Hey all! We’re working on some refinements for our yente matching API and in order to do good quality assurance on this I’m collecting some ground truth for complex name matching problems here:
If anyone has an idea for an example we should test for which they can share without revealing customer PII, please post it here
Hello. I noticed that one of the examples was that a title such as “Mr.” could be added to a name in error (…or perhaps deliberately in the hope of evading a check or control). A similar possibility would be the addition of post nominals at the end of a name. In the UK these can be honours such as OBE Orders, Decorations and Medals - UK Honours System as well as academic qualifications (such as BA, BSc and PhD) professional qualifications (such as ACA, CEng), political offices (MP) and religious societies (SSF). In addition, men can use “Esq.” as a post nominal in place of “Mr”.

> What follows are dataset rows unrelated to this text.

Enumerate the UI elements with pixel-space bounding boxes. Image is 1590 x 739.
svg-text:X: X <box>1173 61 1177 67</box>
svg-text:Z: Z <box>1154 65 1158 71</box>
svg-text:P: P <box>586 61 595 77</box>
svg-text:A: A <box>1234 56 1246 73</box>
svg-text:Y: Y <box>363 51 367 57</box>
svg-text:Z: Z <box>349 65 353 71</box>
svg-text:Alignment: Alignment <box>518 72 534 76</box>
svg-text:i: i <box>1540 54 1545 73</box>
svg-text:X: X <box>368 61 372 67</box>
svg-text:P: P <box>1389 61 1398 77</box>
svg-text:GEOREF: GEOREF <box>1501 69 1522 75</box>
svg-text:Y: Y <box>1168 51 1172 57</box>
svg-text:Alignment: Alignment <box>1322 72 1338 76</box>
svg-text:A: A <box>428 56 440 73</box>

Ooooh this is a fun resource, thank you for sharing it! As you know: A list of people who don’t exist is actually a very valuable asset for us in terms of testing the overall scoring system - we can just assume that every row in this is a negative match against every sanctions list. These sort of “external truth” things have gotten us a lot of mileage already
Regarding prefix removal on names, we’re actually doing a lot of build up on name reference data, including a prefix list here: rigour/resources/names/stopwords.yml at main · opensanctions/rigour · GitHub .. We need to make this more broadly findable at some point (check the org types file in the same folder).